Securities purchased on margin are the firm's collateral for the loan to you. If the securities in your account decline in value, so does the value of the collateral supporting your loan, and, as a result, the firm can take action, such as issue a margin call and/or sell securities or other assets in any of your accounts held with the member, in order to maintain the required equity in the account. It is important that you fully understand the risks involved in trading securities on margin. These risks include the following:

  • You can lose more funds than you deposit in the margin account.

  • The firm can force the sale of securities or other assets in your account(s).

  • The firm can sell your securities or other assets without contacting you.

  • You are not entitled to choose which securities or other assets in your account(s) are liquidated or sold to meet a margin call.

  • The firm can increase its "house" maintenance margin requirements at any time and is not required to provide you advance written notice.

  • You are not entitled to an extension of time on a margin call.

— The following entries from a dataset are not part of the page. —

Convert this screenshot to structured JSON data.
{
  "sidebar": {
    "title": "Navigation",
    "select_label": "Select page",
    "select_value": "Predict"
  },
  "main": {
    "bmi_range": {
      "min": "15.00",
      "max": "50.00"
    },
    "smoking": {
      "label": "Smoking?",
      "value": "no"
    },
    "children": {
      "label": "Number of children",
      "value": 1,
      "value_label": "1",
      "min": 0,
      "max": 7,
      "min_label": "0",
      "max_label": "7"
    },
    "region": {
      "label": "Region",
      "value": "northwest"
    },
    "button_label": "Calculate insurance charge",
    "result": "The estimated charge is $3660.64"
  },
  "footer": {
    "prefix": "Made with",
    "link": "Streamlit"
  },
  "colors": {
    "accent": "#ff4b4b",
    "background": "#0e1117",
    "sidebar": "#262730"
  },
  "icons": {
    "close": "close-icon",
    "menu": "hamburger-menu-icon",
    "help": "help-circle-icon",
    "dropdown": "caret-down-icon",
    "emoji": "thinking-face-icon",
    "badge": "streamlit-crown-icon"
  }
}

The annual disclosure statement required pursuant to this paragraph (b) may be delivered within or as part of other account documentation, and is not required to be provided in a separate document or on a separate page.

(c) In lieu of providing the disclosures specified in paragraphs (a) and (b), a member may provide to the customer and, to the extent required under paragraph (a) post on its Web site, an alternative disclosure statement, provided that the alternative disclosures shall be substantially similar to the disclosures specified in paragraphs (a) and (b).

(d) For purposes of this Rule, the term "non-institutional customer" means a customer that does not qualify as an "institutional account" under Rule 4512(c).